Sorotan dan Kritik Terhadap Pembelajaran Pendidikan Agama Islam di Sekolah Dasar, Menengah dan Perguruan Tinggi
DOI:
https://doi.org/10.61595/edukais.2021.5.2.121-127Keywords:
Kata Kunci: Kreativitas; Kepemimpinan; Kepala Madrasah DiniyahAbstract
Madrasah diniyah merupakan proses pendidikan keagamaan yang ada disetiap pondok pesantren, maka kami tertarik untuk melakukan observasi dan penelitian tentang kegiatan pendidikan madrasah diniyah yang dilaksanakan setiap hari di pondok pesantren walisongo pontianak.
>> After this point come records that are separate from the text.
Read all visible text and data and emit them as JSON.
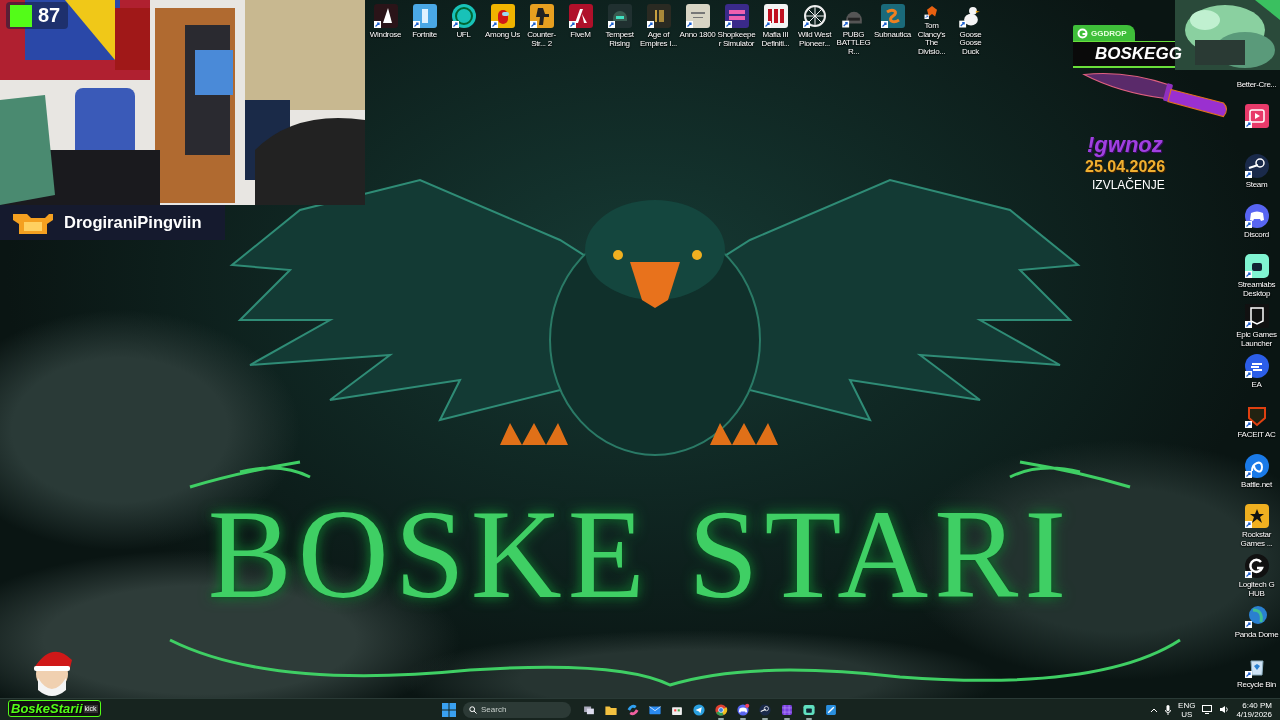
{
  "stream_overlay": {
    "viewer_count": "87",
    "streamer_name": "DrogiraniPingviin",
    "channel_badge": {
      "name": "BoskeStarii",
      "platform": "kick"
    }
  },
  "giveaway": {
    "sponsor": "GGDROP",
    "code": "BOSKEGG",
    "command": "!gwnoz",
    "date": "25.04.2026",
    "caption": "IZVLAČENJE"
  },
  "wallpaper": {
    "title": "BOSKE STARI"
  },
  "desktop_icons_top": [
    {
      "label": "Windrose"
    },
    {
      "label": "Fortnite"
    },
    {
      "label": "UFL"
    },
    {
      "label": "Among Us"
    },
    {
      "label": "Counter-Str... 2"
    },
    {
      "label": "FiveM"
    },
    {
      "label": "Tempest Rising"
    },
    {
      "label": "Age of Empires I..."
    },
    {
      "label": "Anno 1800"
    },
    {
      "label": "Shopkeeper Simulator"
    },
    {
      "label": "Mafia III Definiti..."
    },
    {
      "label": "Wild West Pioneer..."
    },
    {
      "label": "PUBG BATTLEGR..."
    },
    {
      "label": "Subnautica"
    },
    {
      "label": "Tom Clancy's The Divisio..."
    },
    {
      "label": "Goose Goose Duck"
    }
  ],
  "desktop_icons_right": [
    {
      "kind": "label_only",
      "label": "Better-Cre..."
    },
    {
      "kind": "icon_only"
    },
    {
      "label": "Steam"
    },
    {
      "label": "Discord"
    },
    {
      "label": "Streamlabs Desktop"
    },
    {
      "label": "Epic Games Launcher"
    },
    {
      "label": "EA"
    },
    {
      "label": "FACEIT AC"
    },
    {
      "label": "Battle.net"
    },
    {
      "label": "Rockstar Games ..."
    },
    {
      "label": "Logitech G HUB"
    },
    {
      "label": "Panda Dome"
    },
    {
      "label": "Recycle Bin"
    }
  ],
  "taskbar": {
    "search": {
      "placeholder": "Search"
    },
    "apps": [
      {
        "running": false
      },
      {
        "running": false
      },
      {
        "running": false
      },
      {
        "running": false
      },
      {
        "running": false
      },
      {
        "running": false
      },
      {
        "running": true
      },
      {
        "running": true
      },
      {
        "running": true
      },
      {
        "running": true
      },
      {
        "running": true
      },
      {
        "running": false
      }
    ],
    "language": "ENG",
    "region": "US",
    "time": "6:40 PM",
    "date": "4/19/2026"
  }
}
Hasil penelitian ini menghasilkan bahwa kegiatan belajar mengajar di madrasah diniyah walisongo pontianak memiliki kreativitas khusus yang diterapkan setiap harinya yaitu semua murid sebelum masuk madrasah harus mengikuti baris-berbaris dihalaman madrasah yang langsung di dampingi oleh semua guru madrasah dan keamanan pondok pesanren, tujuan baris berbaris adalah agar tercipta semangat dan kesiapan murid untuk mengikuti pelajaran di kelas masing-masing, kelebihan pada saat berlangsungnya baris-berbaris semua murid dan guru membaca doa secara bersama-sama yang di pimpin langsung oleh guru pendamping. Selain itu kreatifitas pembentukan karakter disiplin murid selalu diperhatikan agar menjadi sifat mulia pada dirinya sendiri dengan cara jam 08.00 semua murid sudah ada dalam kelas seraya menanti kedatangan guru, tentu persiapan sebelumnya sudah amat diperhitungkan, dari persiapan mandi, sarapan, yang dilanjut dengan baris berbaris. Begitu juga murid diharuskan melakukan sholat dhuha sebelum melakukan baris-berbaris dengan tujuan tercipta suasana religius sebelum masuk kelas. Kreativitas selanjutnya adalah kreativitas eksrakurikuler yang dibuat dan dilaksanakan dengan bentuk nuansa keagamaan seperti pelatihan tayammum, tajhizul mayyit, praktik wudlu dan pelatihan lainnya yang di bimbing langsung oleh guru madrasah. Menjadi sorot perhatian juga dalam kreativitas kepala madrasah dengan diadakan pelatihan tilawah yang dibimbing oleh tenaga pengajar tinkat nasional.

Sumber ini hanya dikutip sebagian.